The result of this cruelty and hardship made him a man of force and indomitable energy with no nice ethical distinctions. Before his twentieth birthday he was master of a ship and before he was twenty- five he had accumulated wealth enough to make him independent for the rest of his life.
His earliest voyages were made to Africa where he seized and transported Africans as slaves to the West Indies. Providence merchants of highest commercial and social standing backed him in this trade.
Apparently he had no qualms of conscience, and often went to Southern ports personally to supervise the sale of his captives. He was careful to follow the lines of largest profit.
As long as the slave-trade was flourishing after the Revolutionary War, his ships were in it. Later some of them turned to the furs of the northwest coast, then to whale-fishing, and finally even went to China.
His principal trade, however, was always in the West Indies, and when, in 1804, South Carolina threw open her ports to the importation of slaves because of the threatened national prohibition, De Wolf leaped to aid, and ten of the 202 vessels that entered Charleston between 1804 and 1808 belonged to him.
The attitude of England during the Napoleonic Wars greatly angered and embarrassed De Wolf and he sustained heavy losses through the impressment of seamen. He was a strong advocate of war with England and eleven days after the declaration of the War of 1812, he offered the government at his own expense “an armed Brig (one of the most suitable in this country for a Privateer), of one hundred and sixty tons burthen, mounting eighteen guns and carries one hundred and twenty men, called the Yankee, commanded by Oliver Wilson. ”
The Yankee was immensely successful. It made six cruises in less than three years and captured more than five million dollars’ worth of British property. After the close of the war, De Wolf sensed the coming development of manufactures in the United States. Gradually he withdrew his capital from shipping and he had already built one of the earliest cotton-mills in the United States, at Coventry, Rhode Island, in 1812. He sensed, too, that the new industry needed political influence. For thirty years he represented the town of Bristol in the Rhode Island legislature, becoming finally speaker of the House.

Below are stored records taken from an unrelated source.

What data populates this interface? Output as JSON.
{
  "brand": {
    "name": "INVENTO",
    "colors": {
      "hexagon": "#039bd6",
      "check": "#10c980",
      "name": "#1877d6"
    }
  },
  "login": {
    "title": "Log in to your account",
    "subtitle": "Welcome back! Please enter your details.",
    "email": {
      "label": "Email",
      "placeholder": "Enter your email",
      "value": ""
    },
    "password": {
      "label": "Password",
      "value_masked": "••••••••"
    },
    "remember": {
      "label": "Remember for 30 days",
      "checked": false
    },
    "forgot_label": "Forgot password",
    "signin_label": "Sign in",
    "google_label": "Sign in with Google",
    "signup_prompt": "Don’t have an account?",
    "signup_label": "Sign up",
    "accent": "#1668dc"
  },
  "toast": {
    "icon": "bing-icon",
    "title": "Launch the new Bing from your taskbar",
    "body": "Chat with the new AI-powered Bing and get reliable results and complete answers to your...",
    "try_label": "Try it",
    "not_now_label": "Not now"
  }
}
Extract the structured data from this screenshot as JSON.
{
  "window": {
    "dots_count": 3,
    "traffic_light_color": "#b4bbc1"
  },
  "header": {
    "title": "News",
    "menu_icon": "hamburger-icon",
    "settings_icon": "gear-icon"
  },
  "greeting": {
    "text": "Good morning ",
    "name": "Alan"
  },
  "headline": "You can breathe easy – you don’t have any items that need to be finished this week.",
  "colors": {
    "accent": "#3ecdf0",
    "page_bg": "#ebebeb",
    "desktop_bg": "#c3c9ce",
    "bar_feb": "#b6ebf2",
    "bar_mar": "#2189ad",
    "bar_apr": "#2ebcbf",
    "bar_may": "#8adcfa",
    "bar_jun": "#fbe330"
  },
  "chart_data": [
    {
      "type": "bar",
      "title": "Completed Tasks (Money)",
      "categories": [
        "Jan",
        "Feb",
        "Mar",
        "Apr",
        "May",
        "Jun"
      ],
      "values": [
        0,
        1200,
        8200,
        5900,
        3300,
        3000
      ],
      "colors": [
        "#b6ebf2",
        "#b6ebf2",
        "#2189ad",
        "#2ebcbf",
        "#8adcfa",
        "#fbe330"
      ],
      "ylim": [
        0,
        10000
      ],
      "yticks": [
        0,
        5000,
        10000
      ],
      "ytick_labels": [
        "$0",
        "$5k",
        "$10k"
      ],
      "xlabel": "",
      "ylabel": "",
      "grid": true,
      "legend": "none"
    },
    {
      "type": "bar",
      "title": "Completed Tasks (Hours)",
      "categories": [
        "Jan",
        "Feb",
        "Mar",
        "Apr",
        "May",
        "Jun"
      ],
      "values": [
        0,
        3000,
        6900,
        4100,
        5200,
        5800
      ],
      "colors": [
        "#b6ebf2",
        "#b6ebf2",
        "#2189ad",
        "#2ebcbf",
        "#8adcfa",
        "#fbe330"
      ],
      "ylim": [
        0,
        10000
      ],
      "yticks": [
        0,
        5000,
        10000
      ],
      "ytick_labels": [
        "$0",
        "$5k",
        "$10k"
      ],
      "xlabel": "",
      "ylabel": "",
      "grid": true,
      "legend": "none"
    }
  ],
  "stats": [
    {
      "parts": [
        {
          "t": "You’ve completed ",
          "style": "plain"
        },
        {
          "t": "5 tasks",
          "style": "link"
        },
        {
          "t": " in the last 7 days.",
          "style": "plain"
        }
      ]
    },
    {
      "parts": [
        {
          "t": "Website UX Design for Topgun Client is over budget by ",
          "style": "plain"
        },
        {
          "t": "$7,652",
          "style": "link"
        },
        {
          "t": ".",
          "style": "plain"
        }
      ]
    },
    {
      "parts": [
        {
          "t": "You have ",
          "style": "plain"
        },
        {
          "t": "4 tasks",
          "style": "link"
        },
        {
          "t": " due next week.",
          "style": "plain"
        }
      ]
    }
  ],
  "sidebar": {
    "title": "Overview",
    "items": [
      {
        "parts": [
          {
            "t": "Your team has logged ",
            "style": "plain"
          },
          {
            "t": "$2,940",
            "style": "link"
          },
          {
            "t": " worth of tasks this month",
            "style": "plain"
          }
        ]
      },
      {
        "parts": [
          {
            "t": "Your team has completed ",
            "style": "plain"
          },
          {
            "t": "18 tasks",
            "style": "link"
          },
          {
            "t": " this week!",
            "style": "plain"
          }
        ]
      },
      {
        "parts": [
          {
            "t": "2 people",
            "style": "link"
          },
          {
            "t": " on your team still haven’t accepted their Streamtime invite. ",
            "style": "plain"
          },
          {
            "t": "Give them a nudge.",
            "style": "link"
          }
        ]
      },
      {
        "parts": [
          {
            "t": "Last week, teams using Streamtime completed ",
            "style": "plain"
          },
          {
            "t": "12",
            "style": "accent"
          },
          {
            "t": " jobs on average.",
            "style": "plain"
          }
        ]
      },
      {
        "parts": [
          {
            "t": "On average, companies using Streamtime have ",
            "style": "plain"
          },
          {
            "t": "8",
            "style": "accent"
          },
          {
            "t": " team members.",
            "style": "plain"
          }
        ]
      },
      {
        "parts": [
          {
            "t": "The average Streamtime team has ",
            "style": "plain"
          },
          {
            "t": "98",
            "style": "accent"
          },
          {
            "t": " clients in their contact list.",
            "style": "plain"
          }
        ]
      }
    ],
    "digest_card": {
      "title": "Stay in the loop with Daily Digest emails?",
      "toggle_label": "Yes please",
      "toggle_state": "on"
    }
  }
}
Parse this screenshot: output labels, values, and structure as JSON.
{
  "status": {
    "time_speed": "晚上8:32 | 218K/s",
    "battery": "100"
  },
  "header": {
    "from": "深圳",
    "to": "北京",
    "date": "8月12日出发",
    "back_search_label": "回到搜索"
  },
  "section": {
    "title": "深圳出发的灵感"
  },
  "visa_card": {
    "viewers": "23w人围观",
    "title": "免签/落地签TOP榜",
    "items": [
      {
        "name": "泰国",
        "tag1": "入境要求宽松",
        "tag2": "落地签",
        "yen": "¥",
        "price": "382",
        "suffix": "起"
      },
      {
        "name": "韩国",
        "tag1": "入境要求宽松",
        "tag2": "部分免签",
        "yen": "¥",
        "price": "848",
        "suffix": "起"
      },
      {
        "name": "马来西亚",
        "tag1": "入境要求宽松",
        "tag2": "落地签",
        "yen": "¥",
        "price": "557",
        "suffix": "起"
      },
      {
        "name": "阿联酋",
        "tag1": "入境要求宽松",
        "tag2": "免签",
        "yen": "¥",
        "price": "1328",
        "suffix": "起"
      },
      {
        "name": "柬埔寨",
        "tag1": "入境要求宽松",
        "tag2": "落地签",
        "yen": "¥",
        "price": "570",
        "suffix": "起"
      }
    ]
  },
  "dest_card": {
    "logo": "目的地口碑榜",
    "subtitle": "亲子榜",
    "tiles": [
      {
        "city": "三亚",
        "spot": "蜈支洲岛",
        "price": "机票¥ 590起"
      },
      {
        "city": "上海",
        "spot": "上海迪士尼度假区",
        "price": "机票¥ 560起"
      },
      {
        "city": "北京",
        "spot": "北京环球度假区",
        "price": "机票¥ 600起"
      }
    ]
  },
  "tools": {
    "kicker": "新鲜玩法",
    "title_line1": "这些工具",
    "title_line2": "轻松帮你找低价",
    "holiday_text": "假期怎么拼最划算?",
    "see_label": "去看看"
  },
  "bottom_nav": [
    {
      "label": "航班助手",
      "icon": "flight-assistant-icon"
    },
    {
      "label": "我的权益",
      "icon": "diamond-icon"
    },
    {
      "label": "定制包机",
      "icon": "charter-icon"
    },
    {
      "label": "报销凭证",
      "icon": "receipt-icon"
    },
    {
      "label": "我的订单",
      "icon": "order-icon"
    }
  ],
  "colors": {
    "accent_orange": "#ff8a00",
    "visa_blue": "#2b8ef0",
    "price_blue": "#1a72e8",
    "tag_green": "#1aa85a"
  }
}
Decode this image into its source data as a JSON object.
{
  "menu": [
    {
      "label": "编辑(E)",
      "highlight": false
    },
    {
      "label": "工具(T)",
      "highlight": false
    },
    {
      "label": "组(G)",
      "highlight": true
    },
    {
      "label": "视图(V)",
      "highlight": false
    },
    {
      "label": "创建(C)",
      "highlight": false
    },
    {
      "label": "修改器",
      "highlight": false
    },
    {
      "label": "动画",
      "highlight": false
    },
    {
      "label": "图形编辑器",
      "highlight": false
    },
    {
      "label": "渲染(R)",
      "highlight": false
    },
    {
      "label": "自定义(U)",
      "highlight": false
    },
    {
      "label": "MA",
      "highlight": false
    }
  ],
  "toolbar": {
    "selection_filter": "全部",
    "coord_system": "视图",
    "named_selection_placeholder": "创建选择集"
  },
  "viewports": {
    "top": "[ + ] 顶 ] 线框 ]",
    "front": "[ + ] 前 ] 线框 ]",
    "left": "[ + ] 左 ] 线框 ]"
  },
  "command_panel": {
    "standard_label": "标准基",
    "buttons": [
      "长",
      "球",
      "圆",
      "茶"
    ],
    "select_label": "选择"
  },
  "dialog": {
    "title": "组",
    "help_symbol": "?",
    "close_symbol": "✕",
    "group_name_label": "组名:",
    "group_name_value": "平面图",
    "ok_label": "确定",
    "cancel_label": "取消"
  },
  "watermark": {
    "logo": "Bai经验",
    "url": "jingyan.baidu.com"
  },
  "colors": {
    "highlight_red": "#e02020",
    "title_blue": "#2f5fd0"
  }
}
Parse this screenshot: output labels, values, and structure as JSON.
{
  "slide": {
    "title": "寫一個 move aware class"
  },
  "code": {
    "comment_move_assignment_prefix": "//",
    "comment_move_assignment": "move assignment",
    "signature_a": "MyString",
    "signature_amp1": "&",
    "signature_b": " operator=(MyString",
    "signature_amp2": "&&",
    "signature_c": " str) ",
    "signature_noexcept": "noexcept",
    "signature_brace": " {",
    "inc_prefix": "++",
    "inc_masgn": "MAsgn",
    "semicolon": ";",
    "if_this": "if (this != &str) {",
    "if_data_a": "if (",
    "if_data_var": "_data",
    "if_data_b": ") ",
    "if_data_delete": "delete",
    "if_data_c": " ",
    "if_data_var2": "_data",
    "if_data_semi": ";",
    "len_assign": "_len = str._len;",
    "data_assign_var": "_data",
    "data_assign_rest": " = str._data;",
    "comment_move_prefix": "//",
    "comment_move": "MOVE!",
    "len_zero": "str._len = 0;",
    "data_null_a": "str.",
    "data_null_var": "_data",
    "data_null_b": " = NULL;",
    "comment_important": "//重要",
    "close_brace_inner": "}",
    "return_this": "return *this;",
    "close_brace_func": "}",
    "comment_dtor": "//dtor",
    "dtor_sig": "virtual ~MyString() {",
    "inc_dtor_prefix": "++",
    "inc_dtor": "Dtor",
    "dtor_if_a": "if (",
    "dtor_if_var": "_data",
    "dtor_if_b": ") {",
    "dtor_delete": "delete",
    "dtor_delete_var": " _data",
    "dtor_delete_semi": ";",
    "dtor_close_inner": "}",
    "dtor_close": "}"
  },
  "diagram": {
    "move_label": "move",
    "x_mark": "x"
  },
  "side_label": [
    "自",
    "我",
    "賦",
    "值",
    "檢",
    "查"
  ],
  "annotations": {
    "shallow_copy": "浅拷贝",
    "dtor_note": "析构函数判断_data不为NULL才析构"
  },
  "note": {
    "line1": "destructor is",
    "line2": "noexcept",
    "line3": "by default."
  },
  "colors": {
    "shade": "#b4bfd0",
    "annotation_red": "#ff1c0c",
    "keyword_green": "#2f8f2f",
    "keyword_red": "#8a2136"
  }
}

In 1821 he was elected to the United States Senate. Here he was a strong advocate of protection for the new young industries and he opposed the extension of slavery to Missouri and the West. His interest now was no longer in the African slave but in the white mill laborer. He did not like the atmosphere of Washington and resigned his seat in the Senate in 1825 and returned to the legislature of Rhode Island.
He made the town of Bristol his especial care. Here on a great estate of one thousand acres, he built himself a stately mansion, and devised many schemes for the advancement of the town and its industries.
Achievements
James DeWolf's cotton-mills were the earliest manufactures at Coventry, Rhode Island, United States. For thirty years he represented the town of Bristol in the Rhode Island legislature, thence having been elected to the United States Senate.
Views
James DeWolf was a strong advocate of war with England.
Personality
James DeWolf was careful to follow the lines of largest profit. He was a man of force and indomitable energy with no nice ethical distinctions.
Connections
James DeWolf married Nancy Bradford, a daughter of William Bradford, and died in New York City.